One of Johnson’s other responsibilities is the search of the residents that come to file claims with a magnetic search wand.
“We use it mainly on the women, because we’re not allowed to pat them down,” he said.
On the other four days of the week, Johnson, like all members of the CAG team, is a jack-of-all-trades doing those tasks that crop up when necessary.
“Our main priorities here are water, electricity and getting the schools up and running,” Johnson said. “On our last patrol we went out and looked at the schools and the bank to see how the progress was coming.”
On one patrol, Johnson, staying behind with the small convoy that took the CAG out to look at those schools, radioed up to fellow civil affairs Marine, Lance Cpl. Jason Joyce, a Greensboro, N.C., native.
“Corporal Johnson wants to know if he can hand out some soccer balls, sir,” said Joyce to Lt. Col. Robert Glover, the director of the Al Qaim regional Civil-Military Operations Center. Glover nodded his head in assent.

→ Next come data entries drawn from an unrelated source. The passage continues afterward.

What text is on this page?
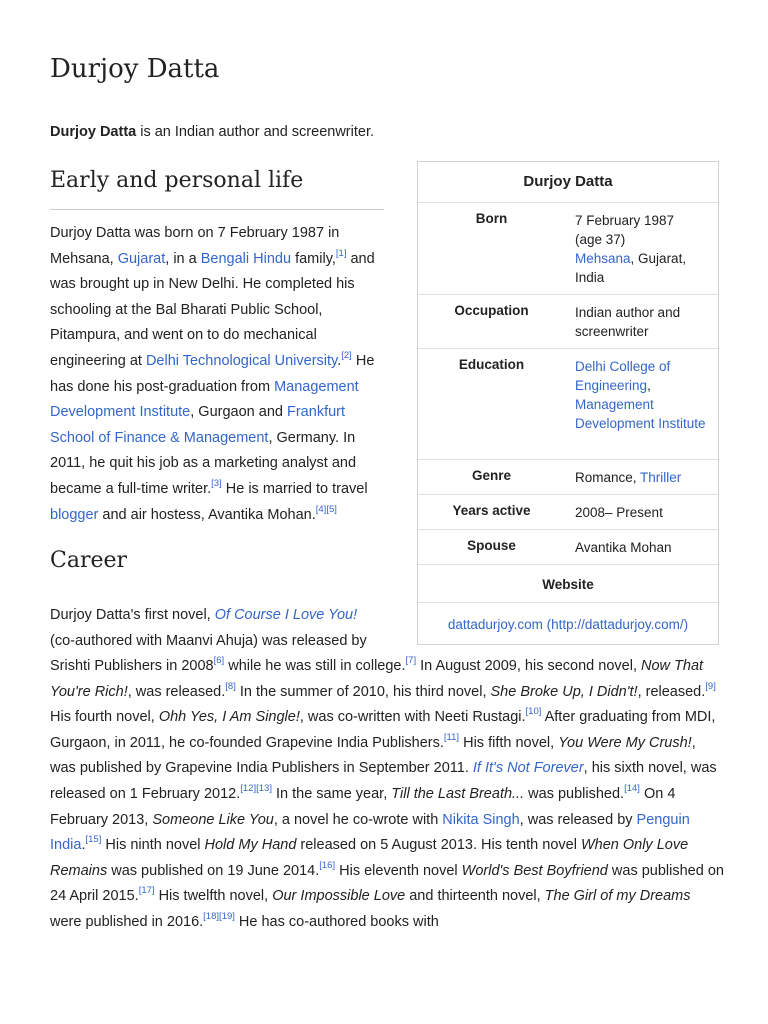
Durjoy Datta

Durjoy Datta is an Indian author and screenwriter.

Early and personal life

Durjoy Datta was born on 7 February 1987 in Mehsana, Gujarat, in a Bengali Hindu family,[1] and was brought up in New Delhi. He completed his schooling at the Bal Bharati Public School, Pitampura, and went on to do mechanical engineering at Delhi Technological University.[2] He has done his post-graduation from Management Development Institute, Gurgaon and Frankfurt School of Finance & Management, Germany. In 2011, he quit his job as a marketing analyst and became a full-time writer.[3] He is married to travel blogger and air hostess, Avantika Mohan.[4][5]

Career

Durjoy Datta's first novel, Of Course I Love You! (co-authored with Maanvi Ahuja) was released by

Srishti Publishers in 2008[6] while he was still in college.[7] In August 2009, his second novel, Now That You're Rich!, was released.[8] In the summer of 2010, his third novel, She Broke Up, I Didn't!, released.[9] His fourth novel, Ohh Yes, I Am Single!, was co-written with Neeti Rustagi.[10] After graduating from MDI, Gurgaon, in 2011, he co-founded Grapevine India Publishers.[11] His fifth novel, You Were My Crush!, was published by Grapevine India Publishers in September 2011. If It's Not Forever, his sixth novel, was released on 1 February 2012.[12][13] In the same year, Till the Last Breath... was published.[14] On 4 February 2013, Someone Like You, a novel he co-wrote with Nikita Singh, was released by Penguin India.[15] His ninth novel Hold My Hand released on 5 August 2013. His tenth novel When Only Love Remains was published on 19 June 2014.[16] His eleventh novel World's Best Boyfriend was published on 24 April 2015.[17] His twelfth novel, Our Impossible Love and thirteenth novel, The Girl of my Dreams were published in 2016.[18][19] He has co-authored books with

Durjoy Datta
Born	7 February 1987
(age 37)
Mehsana, Gujarat, India
Occupation	Indian author and screenwriter
Education	Delhi College of Engineering, Management Development Institute
Genre	Romance, Thriller
Years active	2008– Present
Spouse	Avantika Mohan
Website
dattadurjoy.com (http://dattadurjoy.com/)
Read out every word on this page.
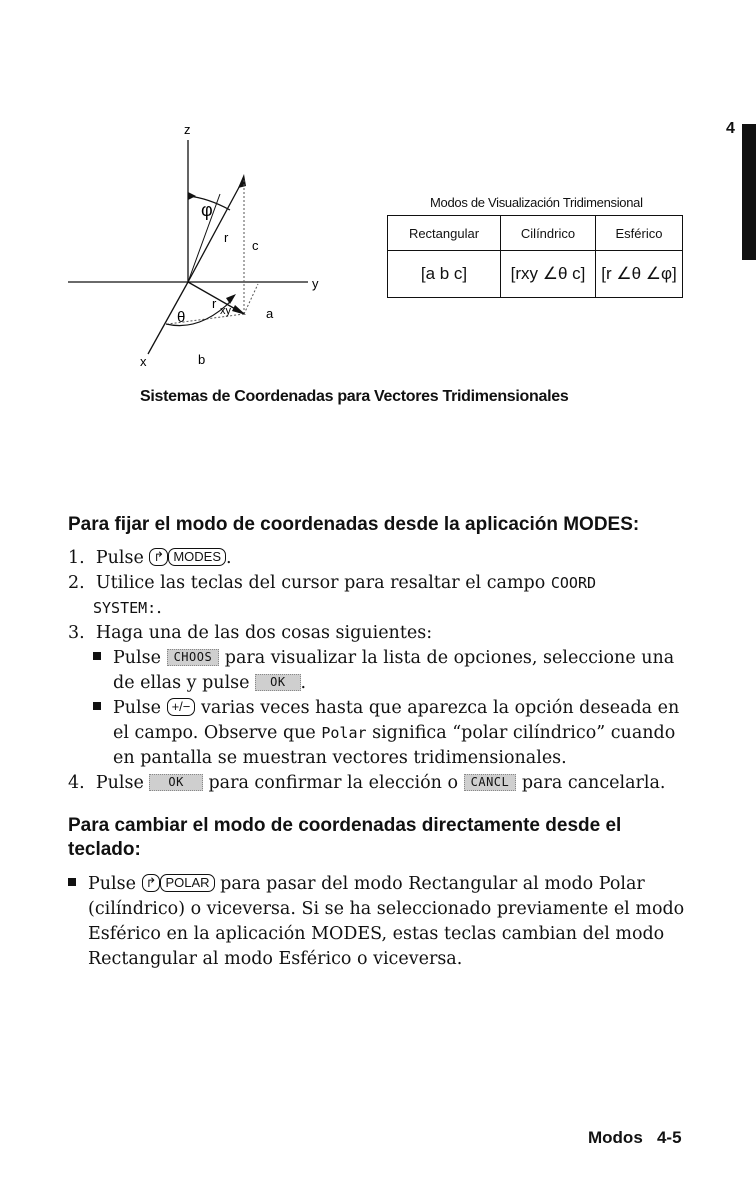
4
z
y
x
φ
r
c
θ
r xy	a
b
Modos de Visualización Tridimensional
Rectangular	Cilíndrico	Esférico
[a b c]	[rxy ∠θ c]	[r ∠θ ∠φ]
Sistemas de Coordenadas para Vectores Tridimensionales
Para fijar el modo de coordenadas desde la aplicación MODES:
1. Pulse ↱ MODES .
2. Utilice las teclas del cursor para resaltar el campo COORD
SYSTEM:.
3. Haga una de las dos cosas siguientes:
Pulse CHOOS para visualizar la lista de opciones, seleccione una
de ellas y pulse OK .
Pulse +/− varias veces hasta que aparezca la opción deseada en
el campo. Observe que Polar significa “polar cilíndrico” cuando
en pantalla se muestran vectores tridimensionales.
4. Pulse OK para confirmar la elección o CANCL para cancelarla.
Para cambiar el modo de coordenadas directamente desde el teclado:
Pulse ↱ POLAR para pasar del modo Rectangular al modo Polar
(cilíndrico) o viceversa. Si se ha seleccionado previamente el modo
Esférico en la aplicación MODES, estas teclas cambian del modo
Rectangular al modo Esférico o viceversa.
Modos 4-5
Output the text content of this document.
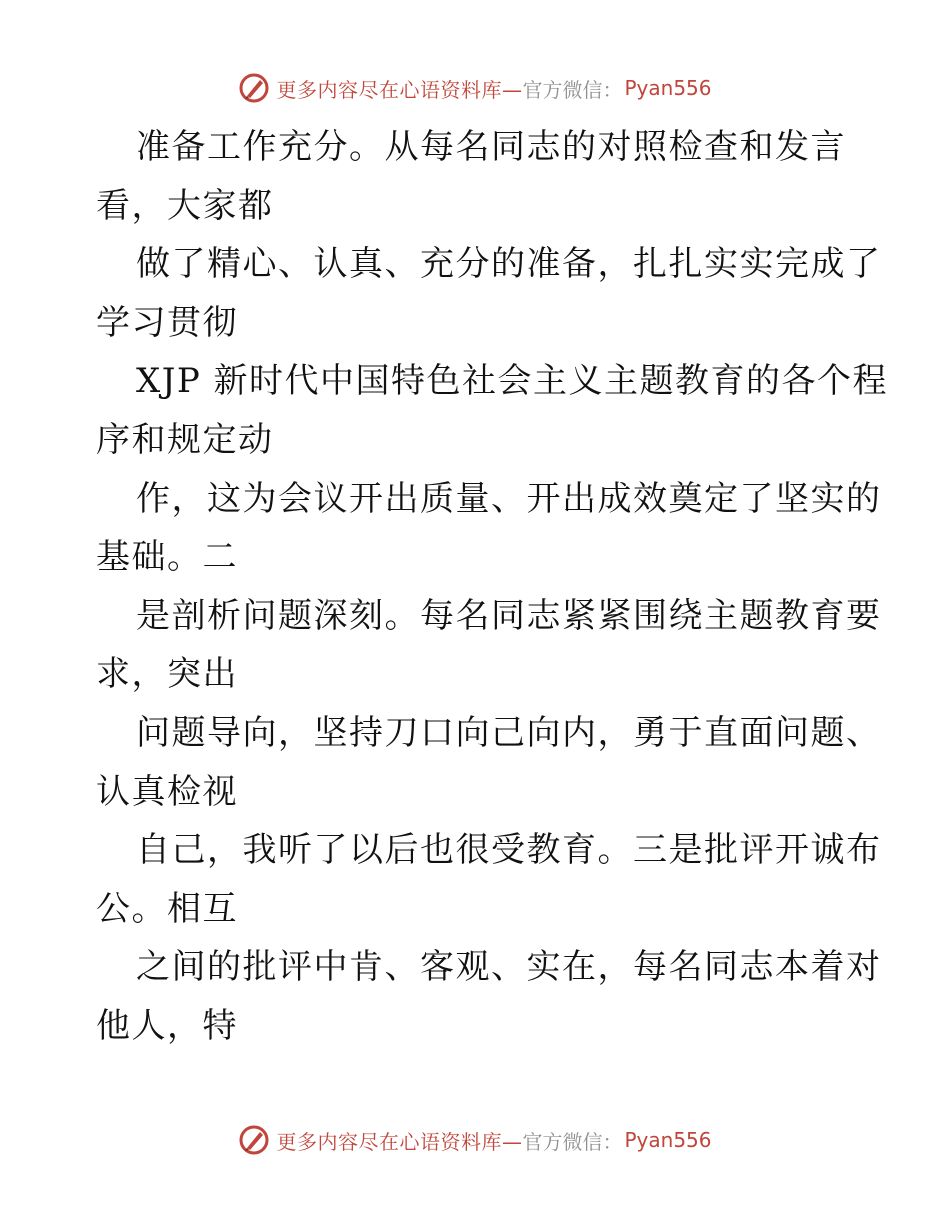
更多内容尽在心语资料库— 官方微信： Pyan556
准备工作充分。从每名同志的对照检查和发言
看，大家都
做了精心、认真、充分的准备，扎扎实实完成了
学习贯彻
XJP 新时代中国特色社会主义主题教育的各个程
序和规定动
作，这为会议开出质量、开出成效奠定了坚实的
基础。二
是剖析问题深刻。每名同志紧紧围绕主题教育要
求，突出
问题导向，坚持刀口向己向内，勇于直面问题、
认真检视
自己，我听了以后也很受教育。三是批评开诚布
公。相互
之间的批评中肯、客观、实在，每名同志本着对
他人，特
更多内容尽在心语资料库— 官方微信： Pyan556
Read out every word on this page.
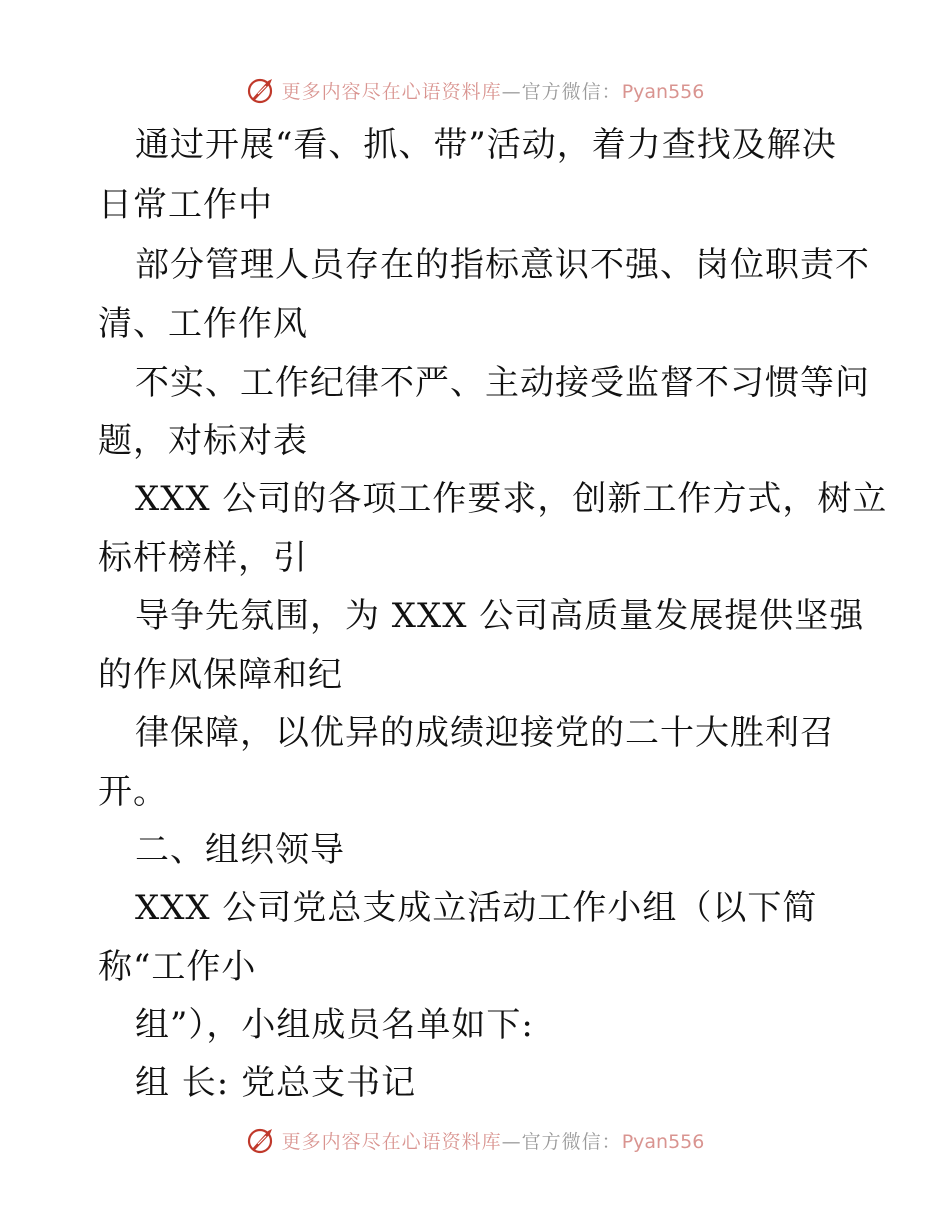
更多内容尽在心语资料库—官方微信：Pyan556
通过开展“看、抓、带”活动，着力查找及解决
日常工作中
部分管理人员存在的指标意识不强、岗位职责不
清、工作作风
不实、工作纪律不严、主动接受监督不习惯等问
题，对标对表
XXX 公司的各项工作要求，创新工作方式，树立
标杆榜样，引
导争先氛围，为 XXX 公司高质量发展提供坚强
的作风保障和纪
律保障，以优异的成绩迎接党的二十大胜利召
开。
二、组织领导
XXX 公司党总支成立活动工作小组（以下简
称“工作小
组”），小组成员名单如下:
组 长: 党总支书记
更多内容尽在心语资料库—官方微信：Pyan556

When Johnson walked into the courtyard with the bright red and white soccer ball, one might think he’d just walked in with an armload of candy or a briefcase full of dinar the way the kids swarmed him. Though he pretended to be annoyed, the huge grin on his face as he played “keep away” from the Iraqi children told the real story. Finally, the kids wrenched the ball from his hands and immediately went to play soccer.
“We’re not just here to kill people and blow stuff up. We’re here to do some good stuff, too,” he explained. “We’ve worked hard to get power and water back on.”
Asked what he is most looking forward to after getting home, he replied, “Seeing my family, my two brothers, mom and dad and [girlfriend] Crystal, and sleeping in my own bed.”